Facebookが2021年にその社名をMetaと改めたのは、メタバース(Metaverse)への同社の強いコミットを対外的にも示すものだったが、それから2年、その努力はまだ結実しているとは言いがたい。
メタバースとは基本的に、自分のアバターがVR空間などで人々と交流できる世界のことだ。もちろん、メタバースにいるためには、Metaが販売しているVRヘッドセットが必要だ。周知の通り、メタバースはまだ大規模には存在しておらず、VR機器の販売に関する新たな調査によれば、この市場は成長どころか縮小していることが明らかになっている。それでもMetaは社運を賭け、この取り組みに数十億ドルを投じている。
調査会社CircanaがCNBCに語った最新のVR機器の販売に関する調査結果によると、2023年のVR機器とMRメガネの売上は、昨年に比べて40%減少したという。昨年は合計で2%の減少にとどまったため、これは急落と言えるだろう。2022年には、VR/ARはまだ10億ドルの市場だったが、現在は明らかにそうではない。同時にCNBCは、MetaのVR/AR事業は2023年第3四半期だけで37億ドルの損失を出し、2年前に同社がブランドを変更して以来、損失は合計で250億ドルを超えたと報じている。
衰退の理由は、人々が使う魅力的なデバイスの不足と、誰もが遊びたい、使いたいと思うキラーアプリ不足の両方にあるようだ。Metaは今年10月にQuest 3をリリースし、SonyはPSVR2を市場に投入した。CNBCの報道によると、Metaの最新ヘッドセットの売れ行きは、前年同期比で42%もアップするほど好調だが、Sonyの最新ヘッドセットの売れ行きは芳しくない。同時に、Appleも近い将来、3,500ドルのVision Proヘッドセットで市場に参入する予定だ。
とはいえ、Appleの市場参入はメタバース市場を拡大させるものではないだろう。Vision ProはAR/MRに軸足を置いており、現実世界のコミュニケーションを拡張するもので、仮想空間に誘うことはどちらかと言えばあまり訴求されていない。つまり、メタバースの普及はMeta次第ということだ。
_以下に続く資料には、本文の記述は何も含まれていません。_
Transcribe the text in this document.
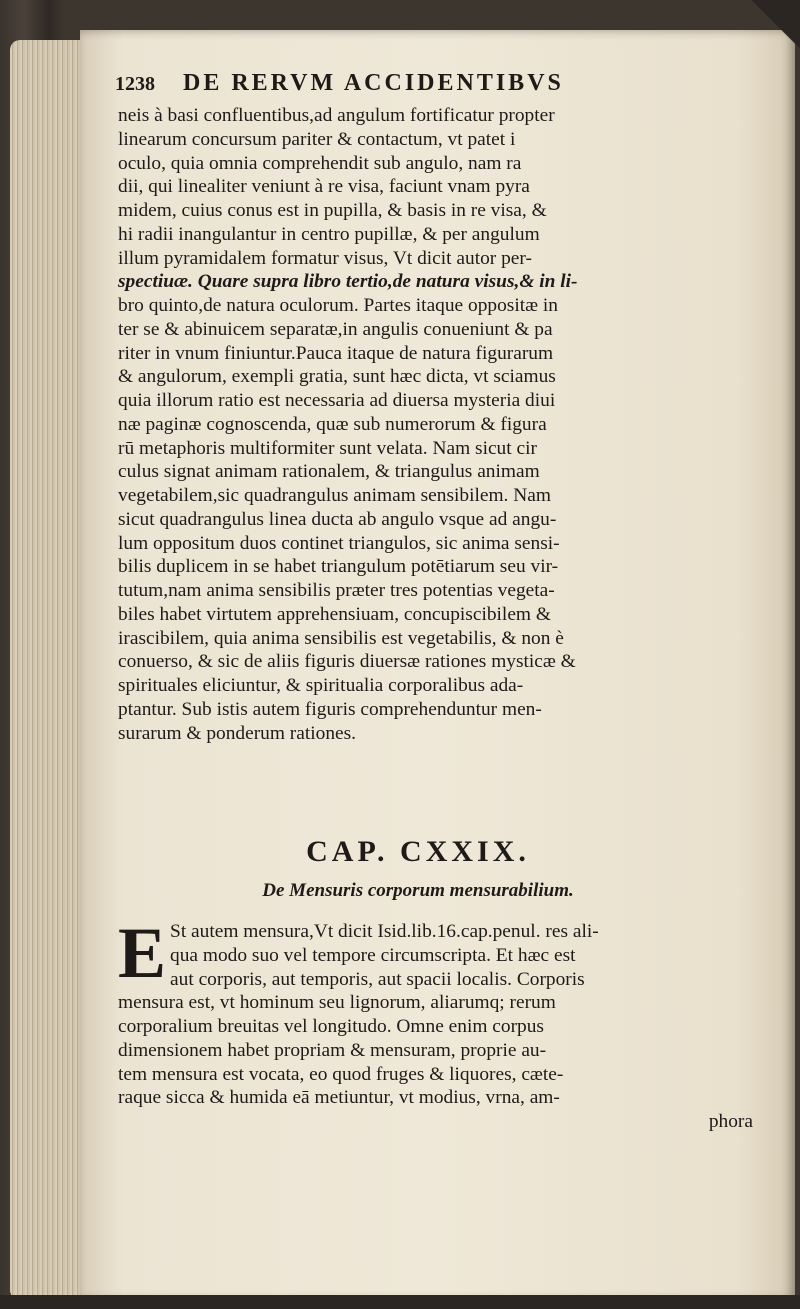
1238	DE RERVM ACCIDENTIBVS
neis à basi confluentibus,ad angulum fortificatur propter
linearum concursum pariter & contactum, vt patet i
oculo, quia omnia comprehendit sub angulo, nam ra
dii, qui linealiter veniunt à re visa, faciunt vnam pyra
midem, cuius conus est in pupilla, & basis in re visa, &
hi radii inangulantur in centro pupillæ, & per angulum
illum pyramidalem formatur visus, Vt dicit autor per-
spectiuæ. Quare supra libro tertio,de natura visus,& in li-
bro quinto,de natura oculorum. Partes itaque oppositæ in
ter se & abinuicem separatæ,in angulis conueniunt & pa
riter in vnum finiuntur.Pauca itaque de natura figurarum
& angulorum, exempli gratia, sunt hæc dicta, vt sciamus
quia illorum ratio est necessaria ad diuersa mysteria diui
næ paginæ cognoscenda, quæ sub numerorum & figura
rū metaphoris multiformiter sunt velata. Nam sicut cir
culus signat animam rationalem, & triangulus animam
vegetabilem,sic quadrangulus animam sensibilem. Nam
sicut quadrangulus linea ducta ab angulo vsque ad angu-
lum oppositum duos continet triangulos, sic anima sensi-
bilis duplicem in se habet triangulum potētiarum seu vir-
tutum,nam anima sensibilis præter tres potentias vegeta-
biles habet virtutem apprehensiuam, concupiscibilem &
irascibilem, quia anima sensibilis est vegetabilis, & non è
conuerso, & sic de aliis figuris diuersæ rationes mysticæ &
spirituales eliciuntur, & spiritualia corporalibus ada-
ptantur. Sub istis autem figuris comprehenduntur men-
surarum & ponderum rationes.
CAP. CXXIX.
De Mensuris corporum mensurabilium.
E St autem mensura,Vt dicit Isid.lib.16.cap.penul. res ali-
qua modo suo vel tempore circumscripta. Et hæc est
aut corporis, aut temporis, aut spacii localis. Corporis
mensura est, vt hominum seu lignorum, aliarumq; rerum
corporalium breuitas vel longitudo. Omne enim corpus
dimensionem habet propriam & mensuram, proprie au-
tem mensura est vocata, eo quod fruges & liquores, cæte-
raque sicca & humida eā metiuntur, vt modius, vrna, am-
phora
現在のところ、AIの台頭が事態を少し混迷させているため、Metaの焦点がどこにあるのかは少し不明だ。3月、CEOのMark Zuckerberg氏は、同社はすべての製品にAIを搭載することに注力する方向転換を図ると述べた。これはメタバースを見放したのかとも摂られたが、Zuckerberg氏がそのような発言をした直後、同社は少し発言を撤回し、メタバースにはまだ注力しているが、実現には時間がかかるかもしれないと警告した。同社はメタバースの開発には約10年かかると予想していると述べている。
また今週、同社は将来のテクノロジーに対するコミットメントを改めて表明した:AIとメタバースだ。同社のCTO(最高技術責任者)兼VR責任者Andrew Bosworth氏は、同社はこの2つのテクノロジーがMetaの未来になることに賭けており、すでに交わり始めていると述べた。その物理的な例として、同社の新しいAI搭載メガネがある。このメガネにはAIアシスタントが内蔵されており、ユーザーの周囲の世界に関する質問に答えることができる。